INDICATIONS FOR REFERRAL AND ADMISSION
Immediate hospitalization is indicated for patients with evidence of malignant hypertension (DBP >130 mm Hg, retinal hemorrhages, papilledema, mental status changes, heart failure). Referral may be useful for patients with refractory hypertension of unknown etiology (see prior discussion), a suspected secondary cause, or worsening renal failure in the setting of adequate control.
THERAPEUTIC RECOMMENDATIONS (FIG. 26-1 AND TABLES 26.1, 26.2, 26.3) (1)
For All Patients (Fig. 26-1)
  • Prescribe a no-added-salt diet (2 to 3 g/d) that is low in saturated fat and rich in fruits, vegetables, and low-fat dairy products; consider greater sodium restriction in persons likely to have volume-overload hypertension (e.g., African Americans, the elderly).
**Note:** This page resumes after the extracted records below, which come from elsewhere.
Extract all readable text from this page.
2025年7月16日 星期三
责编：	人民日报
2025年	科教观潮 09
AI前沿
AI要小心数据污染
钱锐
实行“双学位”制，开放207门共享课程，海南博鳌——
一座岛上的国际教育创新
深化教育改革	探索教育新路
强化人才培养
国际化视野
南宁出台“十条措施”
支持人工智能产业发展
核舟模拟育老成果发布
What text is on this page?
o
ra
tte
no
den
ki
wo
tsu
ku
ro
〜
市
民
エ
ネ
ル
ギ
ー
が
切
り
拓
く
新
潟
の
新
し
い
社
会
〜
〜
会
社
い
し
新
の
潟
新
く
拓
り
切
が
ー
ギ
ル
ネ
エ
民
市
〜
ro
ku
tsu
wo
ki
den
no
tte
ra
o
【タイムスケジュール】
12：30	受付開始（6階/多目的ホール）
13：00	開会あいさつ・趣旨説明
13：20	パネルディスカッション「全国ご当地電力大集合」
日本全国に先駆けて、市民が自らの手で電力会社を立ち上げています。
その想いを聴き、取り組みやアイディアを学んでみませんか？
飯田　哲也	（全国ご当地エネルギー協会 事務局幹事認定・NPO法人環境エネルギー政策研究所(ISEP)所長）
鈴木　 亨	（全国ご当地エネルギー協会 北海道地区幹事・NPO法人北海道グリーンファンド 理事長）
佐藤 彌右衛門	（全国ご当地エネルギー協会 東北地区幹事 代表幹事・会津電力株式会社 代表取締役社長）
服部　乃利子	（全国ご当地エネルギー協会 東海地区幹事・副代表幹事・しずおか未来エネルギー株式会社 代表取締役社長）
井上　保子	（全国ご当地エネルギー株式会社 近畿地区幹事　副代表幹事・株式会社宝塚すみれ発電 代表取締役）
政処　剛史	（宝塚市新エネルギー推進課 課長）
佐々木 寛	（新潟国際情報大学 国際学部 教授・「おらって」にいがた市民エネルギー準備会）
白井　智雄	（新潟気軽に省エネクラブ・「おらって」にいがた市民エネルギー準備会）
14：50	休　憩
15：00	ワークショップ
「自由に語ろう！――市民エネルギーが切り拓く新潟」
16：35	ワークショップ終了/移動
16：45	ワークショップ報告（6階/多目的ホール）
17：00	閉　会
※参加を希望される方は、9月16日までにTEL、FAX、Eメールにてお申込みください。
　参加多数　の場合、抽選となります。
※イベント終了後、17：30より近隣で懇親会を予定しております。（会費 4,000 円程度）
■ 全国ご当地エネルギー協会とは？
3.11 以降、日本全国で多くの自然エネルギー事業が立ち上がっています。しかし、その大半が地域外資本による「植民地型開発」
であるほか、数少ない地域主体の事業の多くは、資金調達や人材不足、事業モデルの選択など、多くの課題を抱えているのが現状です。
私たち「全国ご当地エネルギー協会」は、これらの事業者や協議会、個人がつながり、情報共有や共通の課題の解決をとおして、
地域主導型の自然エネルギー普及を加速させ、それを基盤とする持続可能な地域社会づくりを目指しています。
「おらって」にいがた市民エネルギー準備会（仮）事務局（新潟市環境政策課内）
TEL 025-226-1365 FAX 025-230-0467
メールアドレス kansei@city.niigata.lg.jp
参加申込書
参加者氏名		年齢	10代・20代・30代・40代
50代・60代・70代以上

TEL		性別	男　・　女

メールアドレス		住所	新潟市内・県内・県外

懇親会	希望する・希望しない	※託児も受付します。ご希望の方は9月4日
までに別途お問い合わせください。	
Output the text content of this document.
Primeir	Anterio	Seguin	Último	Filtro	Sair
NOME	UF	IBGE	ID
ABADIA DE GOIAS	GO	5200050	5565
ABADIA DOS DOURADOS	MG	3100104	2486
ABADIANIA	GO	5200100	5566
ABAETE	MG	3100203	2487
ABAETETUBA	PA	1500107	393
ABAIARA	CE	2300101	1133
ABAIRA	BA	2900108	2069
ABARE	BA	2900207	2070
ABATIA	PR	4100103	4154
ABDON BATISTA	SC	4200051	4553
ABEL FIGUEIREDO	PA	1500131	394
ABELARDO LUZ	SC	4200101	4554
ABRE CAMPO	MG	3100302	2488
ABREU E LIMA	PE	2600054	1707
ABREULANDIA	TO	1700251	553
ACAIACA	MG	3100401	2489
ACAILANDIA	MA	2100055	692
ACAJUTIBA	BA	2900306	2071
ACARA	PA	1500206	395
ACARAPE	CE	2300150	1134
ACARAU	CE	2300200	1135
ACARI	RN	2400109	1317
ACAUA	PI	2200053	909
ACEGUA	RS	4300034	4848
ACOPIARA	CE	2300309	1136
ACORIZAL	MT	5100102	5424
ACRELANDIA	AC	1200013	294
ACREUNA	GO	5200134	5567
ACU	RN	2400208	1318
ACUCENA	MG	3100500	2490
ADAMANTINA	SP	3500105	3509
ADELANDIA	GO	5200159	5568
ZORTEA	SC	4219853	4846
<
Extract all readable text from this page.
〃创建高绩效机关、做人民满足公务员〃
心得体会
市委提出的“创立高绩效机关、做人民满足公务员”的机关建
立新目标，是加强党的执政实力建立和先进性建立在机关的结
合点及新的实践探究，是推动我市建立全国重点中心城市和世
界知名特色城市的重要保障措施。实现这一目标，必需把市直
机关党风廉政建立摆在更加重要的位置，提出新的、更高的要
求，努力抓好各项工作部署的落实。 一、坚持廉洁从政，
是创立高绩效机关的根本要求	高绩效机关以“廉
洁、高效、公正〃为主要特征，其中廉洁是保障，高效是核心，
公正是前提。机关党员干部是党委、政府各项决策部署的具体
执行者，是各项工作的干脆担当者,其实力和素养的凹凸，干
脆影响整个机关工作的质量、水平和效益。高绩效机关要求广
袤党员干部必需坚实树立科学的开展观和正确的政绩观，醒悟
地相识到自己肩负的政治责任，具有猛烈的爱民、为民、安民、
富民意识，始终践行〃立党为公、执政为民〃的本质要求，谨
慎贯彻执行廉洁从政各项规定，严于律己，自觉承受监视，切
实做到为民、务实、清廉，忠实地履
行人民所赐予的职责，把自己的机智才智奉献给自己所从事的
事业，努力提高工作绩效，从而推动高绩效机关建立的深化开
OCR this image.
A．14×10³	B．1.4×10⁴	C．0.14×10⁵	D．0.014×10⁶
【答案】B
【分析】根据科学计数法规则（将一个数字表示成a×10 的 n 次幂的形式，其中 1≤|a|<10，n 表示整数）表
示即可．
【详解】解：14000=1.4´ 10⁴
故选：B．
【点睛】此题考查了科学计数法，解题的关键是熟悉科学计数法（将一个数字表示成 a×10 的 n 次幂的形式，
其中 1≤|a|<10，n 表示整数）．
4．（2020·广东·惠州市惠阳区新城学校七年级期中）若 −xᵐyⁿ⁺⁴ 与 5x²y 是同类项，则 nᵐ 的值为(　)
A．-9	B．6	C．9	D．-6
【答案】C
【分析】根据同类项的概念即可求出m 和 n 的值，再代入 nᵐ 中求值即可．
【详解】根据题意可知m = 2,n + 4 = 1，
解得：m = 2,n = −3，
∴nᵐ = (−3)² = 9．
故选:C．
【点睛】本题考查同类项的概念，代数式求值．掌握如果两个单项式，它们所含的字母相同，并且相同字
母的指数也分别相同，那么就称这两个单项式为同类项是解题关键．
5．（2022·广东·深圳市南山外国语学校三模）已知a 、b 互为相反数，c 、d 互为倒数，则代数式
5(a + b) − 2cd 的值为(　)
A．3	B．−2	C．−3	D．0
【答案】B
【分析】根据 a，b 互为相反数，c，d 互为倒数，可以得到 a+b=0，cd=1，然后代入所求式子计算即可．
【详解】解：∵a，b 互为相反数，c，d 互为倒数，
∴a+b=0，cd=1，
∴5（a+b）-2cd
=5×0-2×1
  • Advise weight reduction (especially if >15% above ideal weight).
  • Limit alcohol intake to 1 oz/d.
  • Insist on complete smoking cessation (see Chapter 54).
  • Prescribe an exercise program (see Chapter 18).
For Patients with Stage 1 Hypertension (DBP 90 to 99 mm Hg, SBP 140 to 159 mm Hg), No Additional Cardiovascular Risk Factors, and No Signs of Target-Organ Disease (Fig. 26-1, and Tables 26.1 and 26.2)
  • Institute full nonpharmacologic measures.
  • Repeat blood pressure determinations regularly over the next 6 months.
  • If improvement is noted (DBP <90 mm Hg, SBP <140 mm Hg), then continue nonpharmacologic measures and monitor blood pressure every 3 months.
  • If there is no improvement after 6 to 12 months of nonpharmacologic therapy or if it fails to lower the blood pressure (DBP <90 mm Hg, SBP <140 mm Hg), then add a first-line antihypertensive agent to the nonpharmacologic program, starting with either a thiazide (e.g., hydrochlorothiazide [HCTZ] 25 mg/d) or a generic formulation of a beta-blocker (e.g., atenolol 25 mg/d).
For Patients with Stage 1 Hypertension and Additional Cardiovascular Risk Factors or Signs of Target-Organ Disease (Fig. 26-1 and Table 26.1)
  • Immediately institute a full nonpharmacologic program.
  • Repeat blood pressure determinations regularly over 3 months.
  • If blood pressure is not normalized after 3 months, then add first-line antihypertensive therapy (thiazide or beta-blocker; see prior discussion) to the nonpharmacologic program.
For Patients with Stage 2 Hypertension (DBP ≤100 mm Hg, SBP ≥160 mm Hg), Especially if Accompanied by Cardiovascular Risk Factors or Target-Organ Damage
  • Immediately institute a full nonpharmacologic program.
  • If blood pressure is not normalized after 1 to 2 months, then add a first-line antihypertensive therapy (see prior discussion) to the nonpharmacologic program and advance the pharmacologic program as needed.
  • Monitor blood pressure closely.
Initiation and Advancement of Pharmacologic Therapy
  • Begin pharmacologic therapy with a first-line agent, preferably a diuretic or a beta-blocker.
  • Choose an agent based on consideration of the patient's overall clinical situation (see later discussion), and start with a modest dose. In most cases, this will be a thiazide diuretic (e.g., HCTZ 12.5 to 25 mg/d).
  • If pressure is not at goal within 1 month of initiating drug therapy, either increase the dose (e.g., to HCTZ 25 mg/d if 12.5 mg is used initially) or add a second first-line agent, and recheck in 4 weeks.
  • If there is no response despite increasing dose, then switch to another first-line drug from a different class (e.g., a generic formulation of a beta-blocker, such as atenolol, 25 mg/d).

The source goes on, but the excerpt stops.